The heavily polluted capital was first in the ranking of 31 provinces and regions for 2016, which was published by the National Bureau of Statistics, followed by Fujian and Zhejiang provinces, while Tibet and Xinjiang were the lowest ranked regions.
Hebei province, which surrounds Beijing and is home to several cities with some of the worst air pollution in the world, was ranked 20th.
President Xi Jinping said in October that fighting pollution was one of China's key tasks through 2020, and the government has vowed to reduce air pollution across 28 northern cities this winter.
"By measuring overall progress on ecological civilization construction over the last year, the annual evaluation guides all regions to push forward green development, and implement ecological civilization construction," statistics bureau head Ning Jizhe wrote in a note along with the data release.
The National Development and Reform Commission, the Ministry of Environmental Protection and the Communist Party's Organization Department jointly published the data with the statistics bureau.

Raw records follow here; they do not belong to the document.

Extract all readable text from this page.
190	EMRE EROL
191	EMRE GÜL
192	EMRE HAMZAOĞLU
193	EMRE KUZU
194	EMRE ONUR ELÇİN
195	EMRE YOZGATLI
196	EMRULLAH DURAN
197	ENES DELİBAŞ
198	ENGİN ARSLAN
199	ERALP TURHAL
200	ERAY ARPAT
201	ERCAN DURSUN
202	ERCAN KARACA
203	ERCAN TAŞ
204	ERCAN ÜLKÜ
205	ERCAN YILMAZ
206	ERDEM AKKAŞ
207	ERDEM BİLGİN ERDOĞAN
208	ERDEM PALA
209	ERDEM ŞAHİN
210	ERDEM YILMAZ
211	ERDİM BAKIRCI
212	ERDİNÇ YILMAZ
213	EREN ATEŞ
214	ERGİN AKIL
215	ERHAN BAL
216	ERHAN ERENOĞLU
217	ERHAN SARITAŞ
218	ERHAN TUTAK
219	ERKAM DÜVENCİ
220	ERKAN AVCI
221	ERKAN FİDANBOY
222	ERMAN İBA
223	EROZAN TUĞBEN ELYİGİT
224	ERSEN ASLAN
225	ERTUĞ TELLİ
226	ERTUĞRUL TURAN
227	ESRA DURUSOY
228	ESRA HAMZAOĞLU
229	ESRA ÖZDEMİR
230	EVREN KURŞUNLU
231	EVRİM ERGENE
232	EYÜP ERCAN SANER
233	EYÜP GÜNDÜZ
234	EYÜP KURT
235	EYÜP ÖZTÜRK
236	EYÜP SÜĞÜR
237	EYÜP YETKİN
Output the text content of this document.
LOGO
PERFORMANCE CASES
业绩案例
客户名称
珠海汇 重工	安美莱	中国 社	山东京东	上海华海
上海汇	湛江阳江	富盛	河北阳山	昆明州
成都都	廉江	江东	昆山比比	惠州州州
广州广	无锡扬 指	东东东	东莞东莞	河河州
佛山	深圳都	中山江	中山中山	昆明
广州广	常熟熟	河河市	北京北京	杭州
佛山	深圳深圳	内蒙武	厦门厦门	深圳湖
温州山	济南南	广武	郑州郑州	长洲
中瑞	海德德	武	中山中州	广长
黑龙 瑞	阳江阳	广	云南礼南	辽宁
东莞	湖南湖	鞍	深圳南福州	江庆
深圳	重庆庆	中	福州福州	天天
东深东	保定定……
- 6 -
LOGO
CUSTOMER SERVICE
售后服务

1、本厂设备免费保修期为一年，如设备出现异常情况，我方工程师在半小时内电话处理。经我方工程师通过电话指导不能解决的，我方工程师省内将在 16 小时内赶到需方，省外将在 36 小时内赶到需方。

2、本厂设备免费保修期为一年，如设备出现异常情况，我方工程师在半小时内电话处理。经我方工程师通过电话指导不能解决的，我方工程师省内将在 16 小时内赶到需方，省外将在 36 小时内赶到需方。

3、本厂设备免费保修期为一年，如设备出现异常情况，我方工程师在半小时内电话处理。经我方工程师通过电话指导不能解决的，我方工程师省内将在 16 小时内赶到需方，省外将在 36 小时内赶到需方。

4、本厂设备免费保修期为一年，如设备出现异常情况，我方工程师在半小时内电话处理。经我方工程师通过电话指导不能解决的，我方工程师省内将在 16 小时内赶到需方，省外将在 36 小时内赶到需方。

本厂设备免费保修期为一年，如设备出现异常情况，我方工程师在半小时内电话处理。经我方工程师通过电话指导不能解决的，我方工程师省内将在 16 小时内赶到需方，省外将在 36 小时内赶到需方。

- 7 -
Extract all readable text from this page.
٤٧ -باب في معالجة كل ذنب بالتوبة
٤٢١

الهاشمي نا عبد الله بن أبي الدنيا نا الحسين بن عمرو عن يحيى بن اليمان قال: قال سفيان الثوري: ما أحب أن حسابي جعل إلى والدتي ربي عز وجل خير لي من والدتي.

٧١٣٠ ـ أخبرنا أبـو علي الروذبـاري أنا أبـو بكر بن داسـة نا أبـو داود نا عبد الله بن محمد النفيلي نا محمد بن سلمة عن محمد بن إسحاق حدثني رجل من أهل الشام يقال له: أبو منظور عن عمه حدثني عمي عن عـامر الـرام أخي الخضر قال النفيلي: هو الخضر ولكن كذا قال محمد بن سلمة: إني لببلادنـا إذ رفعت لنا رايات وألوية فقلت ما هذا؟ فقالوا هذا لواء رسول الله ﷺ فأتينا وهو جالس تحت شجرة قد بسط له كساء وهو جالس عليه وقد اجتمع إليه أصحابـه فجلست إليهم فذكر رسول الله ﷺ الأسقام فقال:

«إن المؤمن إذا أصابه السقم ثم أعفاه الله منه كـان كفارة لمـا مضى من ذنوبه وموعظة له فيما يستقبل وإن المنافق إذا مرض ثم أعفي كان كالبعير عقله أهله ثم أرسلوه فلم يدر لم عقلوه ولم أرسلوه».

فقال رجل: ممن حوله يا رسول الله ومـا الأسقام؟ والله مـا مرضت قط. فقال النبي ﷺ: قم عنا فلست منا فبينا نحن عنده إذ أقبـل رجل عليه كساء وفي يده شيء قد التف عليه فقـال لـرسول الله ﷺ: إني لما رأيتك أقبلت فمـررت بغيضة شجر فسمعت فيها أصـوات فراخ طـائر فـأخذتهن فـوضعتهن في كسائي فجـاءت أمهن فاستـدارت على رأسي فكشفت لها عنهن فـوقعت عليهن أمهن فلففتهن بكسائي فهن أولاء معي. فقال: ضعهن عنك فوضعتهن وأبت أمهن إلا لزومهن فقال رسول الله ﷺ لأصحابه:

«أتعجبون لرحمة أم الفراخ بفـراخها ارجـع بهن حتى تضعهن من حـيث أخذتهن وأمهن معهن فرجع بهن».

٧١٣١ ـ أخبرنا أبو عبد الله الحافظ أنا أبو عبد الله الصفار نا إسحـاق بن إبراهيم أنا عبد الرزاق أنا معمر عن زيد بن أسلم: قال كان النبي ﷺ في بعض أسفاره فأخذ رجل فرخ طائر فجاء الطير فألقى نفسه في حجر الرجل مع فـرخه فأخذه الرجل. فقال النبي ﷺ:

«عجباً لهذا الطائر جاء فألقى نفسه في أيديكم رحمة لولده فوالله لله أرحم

While Beijing was top in the green index, the capital came in 30th out of 31 regions in a separate survey of public satisfaction with the environment published along with the green index data on the statistics bureau website.
Tibet came in first in public satisfaction with the environment.
In explaining the discrepancy, Ning wrote that the two indicators measured different things.
The green index was based on 55 statistical parameters and took into account investment in cleaning up the environment and use of resources, and reflected progress on moving towards a better environment.
China plans to conduct the evaluation annually, Ning said.